The maid-servant of the de Groots, a young girl of twenty, Elsje van Houwening by name, quick, intelligent, devoted, and courageous, was now taken into their confidence. The scheme was explained to her, and she was asked if she were willing to take the chest under her charge with her master in it, instead of the usual freight of books, and accompany it to Gorc.u.m.

She naturally asked what punishment could be inflicted upon her in case the plot were discovered.

"None legally," answered her master; "but I too am innocent of any crime, and you see to what sufferings I have been condemned."

"Whatever come of it," said Elsje stoutly; "I will take the risk and accompany my master."

Every detail was then secretly arranged, and it was provided beforehand, as well as possible, what should be said or done in the many contingencies that might arise.

On Sunday evening Madame de Groot then went to the wife of the Commandant, with whom she had always been on more friendly terms than with her malicious husband. She had also recently propitiated her affections by means of venison and other dainties brought from Gorc.u.m.

She expressed the hope that, notwithstanding the absence of Captain Deventer, she might be permitted to send the trunk full of books next day from the castle.

"My husband is wearing himself out," she said, "with his perpetual studies. I shall be glad for a little time to be rid of some of these folios."

The Commandant's wife made no objection to this slight request.

On Monday morning the gale continued to beat with unabated violence on the turrets. The turbid Waal, swollen by the tempest, rolled darkly and dangerously along the castle walls.

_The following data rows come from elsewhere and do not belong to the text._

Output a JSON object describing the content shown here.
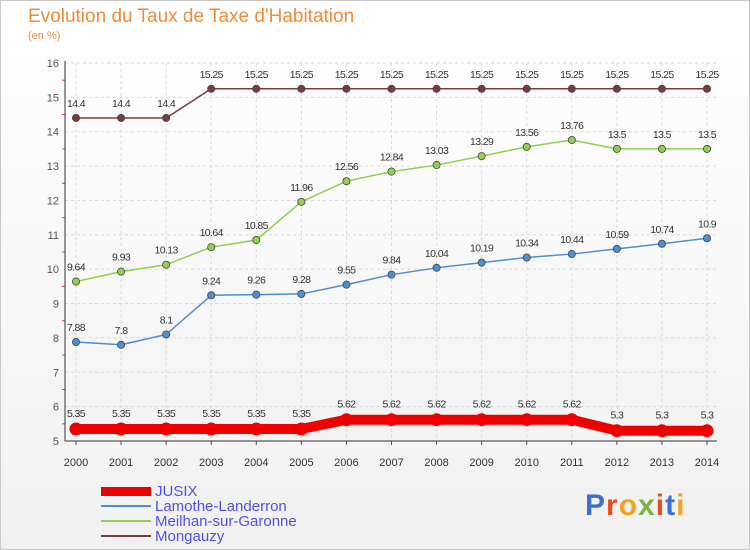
{
  "chart": {
    "title": "Evolution du Taux de Taxe d'Habitation",
    "subtitle": "(en %)"
  },
  "brand": {
    "text": "Proxiti",
    "letter_colors": [
      "#3b6fd1",
      "#e84b1f",
      "#f2a51c",
      "#7ab342",
      "#e84b1f",
      "#3b6fd1",
      "#f2a51c"
    ]
  },
  "chart_data": {
    "type": "line",
    "title": "Evolution du Taux de Taxe d'Habitation",
    "subtitle": "(en %)",
    "xlabel": "",
    "ylabel": "",
    "x": [
      "2000",
      "2001",
      "2002",
      "2003",
      "2004",
      "2005",
      "2006",
      "2007",
      "2008",
      "2009",
      "2010",
      "2011",
      "2012",
      "2013",
      "2014"
    ],
    "ylim": [
      5,
      16
    ],
    "yticks": [
      "5",
      "6",
      "7",
      "8",
      "9",
      "10",
      "11",
      "12",
      "13",
      "14",
      "15",
      "16"
    ],
    "grid": true,
    "legend_position": "bottom-left",
    "series": [
      {
        "name": "JUSIX",
        "color": "#ee0000",
        "emphasis": true,
        "values": [
          5.35,
          5.35,
          5.35,
          5.35,
          5.35,
          5.35,
          5.62,
          5.62,
          5.62,
          5.62,
          5.62,
          5.62,
          5.3,
          5.3,
          5.3
        ],
        "labels": [
          "5.35",
          "5.35",
          "5.35",
          "5.35",
          "5.35",
          "5.35",
          "5.62",
          "5.62",
          "5.62",
          "5.62",
          "5.62",
          "5.62",
          "5.3",
          "5.3",
          "5.3"
        ]
      },
      {
        "name": "Lamothe-Landerron",
        "color": "#4f8fcf",
        "emphasis": false,
        "values": [
          7.88,
          7.8,
          8.1,
          9.24,
          9.26,
          9.28,
          9.55,
          9.84,
          10.04,
          10.19,
          10.34,
          10.44,
          10.59,
          10.74,
          10.9
        ],
        "labels": [
          "7.88",
          "7.8",
          "8.1",
          "9.24",
          "9.26",
          "9.28",
          "9.55",
          "9.84",
          "10.04",
          "10.19",
          "10.34",
          "10.44",
          "10.59",
          "10.74",
          "10.9"
        ]
      },
      {
        "name": "Meilhan-sur-Garonne",
        "color": "#8fd14f",
        "emphasis": false,
        "values": [
          9.64,
          9.93,
          10.13,
          10.64,
          10.85,
          11.96,
          12.56,
          12.84,
          13.03,
          13.29,
          13.56,
          13.76,
          13.5,
          13.5,
          13.5
        ],
        "labels": [
          "9.64",
          "9.93",
          "10.13",
          "10.64",
          "10.85",
          "11.96",
          "12.56",
          "12.84",
          "13.03",
          "13.29",
          "13.56",
          "13.76",
          "13.5",
          "13.5",
          "13.5"
        ]
      },
      {
        "name": "Mongauzy",
        "color": "#7a3b3b",
        "emphasis": false,
        "values": [
          14.4,
          14.4,
          14.4,
          15.25,
          15.25,
          15.25,
          15.25,
          15.25,
          15.25,
          15.25,
          15.25,
          15.25,
          15.25,
          15.25,
          15.25
        ],
        "labels": [
          "14.4",
          "14.4",
          "14.4",
          "15.25",
          "15.25",
          "15.25",
          "15.25",
          "15.25",
          "15.25",
          "15.25",
          "15.25",
          "15.25",
          "15.25",
          "15.25",
          "15.25"
        ]
      }
    ]
  }
}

But the die was cast. Grotius rose betimes, fell on his knees, and prayed fervently an hour long. Dressed only in linen underclothes with a pair of silk stockings, he got into the chest with the help of his wife. The big Testament of Erpenius, with some bunches of thread placed upon it, served him as a pillow. A few books and papers were placed in the interstices left by the curves of his body, and as much pains as possible taken to prevent his being seriously injured or incommoded during the hazardous journey he was contemplating. His wife then took solemn farewell of him, fastened the lock, which she kissed, and gave the key to Elsje.

The usual garments worn by the prisoner were thrown on a chair by the bedside and his slippers placed before it. Madame de Groot then returned to her bed, drew the curtains close, and rang the bell.

It was answered by the servant who usually waited on the prisoner, and who was now informed by the lady that it had been her intention to go herself to Gorc.u.m, taking charge of the books which were valuable. As the weather was so tempestuous however, and as she was somewhat indisposed, it had been decided that Elsje should accompany the trunk.

She requested that some soldiers might be sent as usual to take it down to the vessel. Two or three of the garrison came accordingly, and seeing the clothes and slippers of Grotius lying about, and the bed-curtains closed, felt no suspicion.

On lifting the chest, however, one of them said, half in jest:

"The Arminian must be in it himself, it seems so heavy!"

"Not the Arminian," replied Madame de Groot, in a careless voice, from the bed; "only heavy Arminian books."

Partly lifting, partly dragging the ponderous box, the soldiers managed to get it down the stairs and through the thirteen barred and bolted doors. Four several times one or other of the soldiers expressed the opinion that Grotius himself must be locked within it, but they never spoke quite seriously, and Elsje was ever ready to turn aside the remark with a jest. A soldier's wife, just as the box was approaching the wharf, told a story of a malefactor who had once been carried out of the castle in a chest.

"And if a malefactor, why not a lawyer?" she added. A soldier said he would get a gimlet and bore a hole into the Arminian. "Then you must get a gimlet that will reach to the top of the castle, where the Arminian lies abed and asleep," said Elsje.